Mental health is a part of life. We need to give our brains the utmost care in order for the rest of our bodies to function. Unfortunately, mental health care and mental illness are often talked about in hushed whispers. In order to break the stigmas we have to normalize its presence in our society, celebrate people when they share their struggles, and strive to do better for those who cannot advocate for themselves.
A necessary part of that process involves learning more about the history of mental health care and attitudes about mental illness. For centuries, many cultures did not recognize mental illnesses as medical conditions. Instead, people living with mental illness were often believed to have dirty minds, be possessed, or in need of religious intervention. These negative attitudes, fears, and lack of knowledge stigmatized individuals and perpetuated the need to improve mental health institutions.
In the United States, the first part of the 20th century was a time of great improvements in mental health care. One of the most significant developments occurred in 1909, when Clifford Beers founded the National Committee for Mental Hygiene. Now known as Mental Health America (MHA), the mission of the nonprofit organization is to provide better care and intervention for Americans struggling with mental illness. In 1949, the MHA started the first Mental Health Month, which the Obama administration celebrated in 2013 by expanding mental health care support under the Affordable Care Act.

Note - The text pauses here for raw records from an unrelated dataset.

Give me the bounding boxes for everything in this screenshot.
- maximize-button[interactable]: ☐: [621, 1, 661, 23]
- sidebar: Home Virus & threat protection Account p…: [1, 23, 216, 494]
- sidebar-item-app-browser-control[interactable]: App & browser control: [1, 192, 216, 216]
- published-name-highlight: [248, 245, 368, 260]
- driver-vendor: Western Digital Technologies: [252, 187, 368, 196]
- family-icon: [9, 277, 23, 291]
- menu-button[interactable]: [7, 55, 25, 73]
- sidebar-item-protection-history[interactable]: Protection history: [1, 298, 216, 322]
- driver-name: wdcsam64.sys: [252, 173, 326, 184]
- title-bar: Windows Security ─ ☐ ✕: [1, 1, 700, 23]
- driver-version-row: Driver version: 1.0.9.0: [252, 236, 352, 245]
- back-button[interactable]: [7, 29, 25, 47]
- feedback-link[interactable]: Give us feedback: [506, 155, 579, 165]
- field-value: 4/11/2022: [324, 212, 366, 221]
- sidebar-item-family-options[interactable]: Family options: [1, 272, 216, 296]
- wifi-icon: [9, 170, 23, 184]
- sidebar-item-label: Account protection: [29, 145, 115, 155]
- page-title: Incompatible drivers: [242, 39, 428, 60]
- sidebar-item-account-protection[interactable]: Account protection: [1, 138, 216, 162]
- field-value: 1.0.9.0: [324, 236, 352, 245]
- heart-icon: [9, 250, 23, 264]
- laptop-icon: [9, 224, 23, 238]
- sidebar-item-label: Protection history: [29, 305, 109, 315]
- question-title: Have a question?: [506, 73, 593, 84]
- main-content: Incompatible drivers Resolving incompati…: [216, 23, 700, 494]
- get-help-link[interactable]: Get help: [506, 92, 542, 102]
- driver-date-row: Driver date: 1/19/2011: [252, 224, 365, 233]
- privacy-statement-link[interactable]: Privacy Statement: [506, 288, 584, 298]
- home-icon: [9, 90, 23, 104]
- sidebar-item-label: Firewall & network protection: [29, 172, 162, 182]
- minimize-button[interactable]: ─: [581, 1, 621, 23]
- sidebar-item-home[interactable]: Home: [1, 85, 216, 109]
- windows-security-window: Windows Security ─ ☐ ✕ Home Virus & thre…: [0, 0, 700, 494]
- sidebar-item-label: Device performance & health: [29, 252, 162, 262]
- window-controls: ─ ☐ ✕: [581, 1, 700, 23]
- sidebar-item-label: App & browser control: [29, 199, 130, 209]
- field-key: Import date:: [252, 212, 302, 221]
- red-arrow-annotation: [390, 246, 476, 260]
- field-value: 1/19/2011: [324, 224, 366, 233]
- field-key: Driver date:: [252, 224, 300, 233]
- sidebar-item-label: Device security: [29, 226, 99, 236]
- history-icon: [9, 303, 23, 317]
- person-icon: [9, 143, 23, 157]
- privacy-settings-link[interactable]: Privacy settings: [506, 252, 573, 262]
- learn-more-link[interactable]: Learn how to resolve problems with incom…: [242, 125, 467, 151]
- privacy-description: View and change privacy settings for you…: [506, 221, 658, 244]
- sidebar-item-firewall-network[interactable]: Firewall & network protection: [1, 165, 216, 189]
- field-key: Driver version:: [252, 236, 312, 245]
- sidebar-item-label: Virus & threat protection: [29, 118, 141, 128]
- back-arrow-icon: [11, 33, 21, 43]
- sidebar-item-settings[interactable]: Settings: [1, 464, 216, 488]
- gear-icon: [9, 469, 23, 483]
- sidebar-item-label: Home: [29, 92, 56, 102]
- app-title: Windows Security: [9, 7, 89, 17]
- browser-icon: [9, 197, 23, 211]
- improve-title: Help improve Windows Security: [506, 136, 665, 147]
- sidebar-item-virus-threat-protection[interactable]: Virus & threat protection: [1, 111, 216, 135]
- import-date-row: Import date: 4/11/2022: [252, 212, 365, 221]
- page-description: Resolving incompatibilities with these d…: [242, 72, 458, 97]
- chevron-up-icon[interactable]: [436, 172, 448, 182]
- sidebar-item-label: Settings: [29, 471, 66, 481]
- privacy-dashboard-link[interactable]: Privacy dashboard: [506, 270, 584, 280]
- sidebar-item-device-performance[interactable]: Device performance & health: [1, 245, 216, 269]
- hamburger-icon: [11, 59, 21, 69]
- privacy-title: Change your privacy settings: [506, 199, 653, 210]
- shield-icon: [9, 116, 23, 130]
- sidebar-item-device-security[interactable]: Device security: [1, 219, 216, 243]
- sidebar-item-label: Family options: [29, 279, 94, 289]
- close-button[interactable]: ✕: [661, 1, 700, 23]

Although mental health is a year-round concern, Mental Health Month brings it to the forefront of public discourse. The purpose of the month-long event is to raise as much awareness as possible, educate the public, and advocate for others. For Mental Health Month 2022, Nature’s Grace and Wellness has pushed our Spark the Conversation campaign throughout various dispensaries in Illinois. Dozens of budristas participated in our mental health workshop, where they learned about mental health conditions, tips for centering the self when struggling with mental health concerns, and how to talk about them with others. We hope that the cannabis industry professionals who complete the workshop can go on to become ambassadors within their communities, and better serve the patients and customers they interact with every day. Sharing our lived experiences and sparking the conversation about mental health can help to break the stigmas and let others know they are not alone.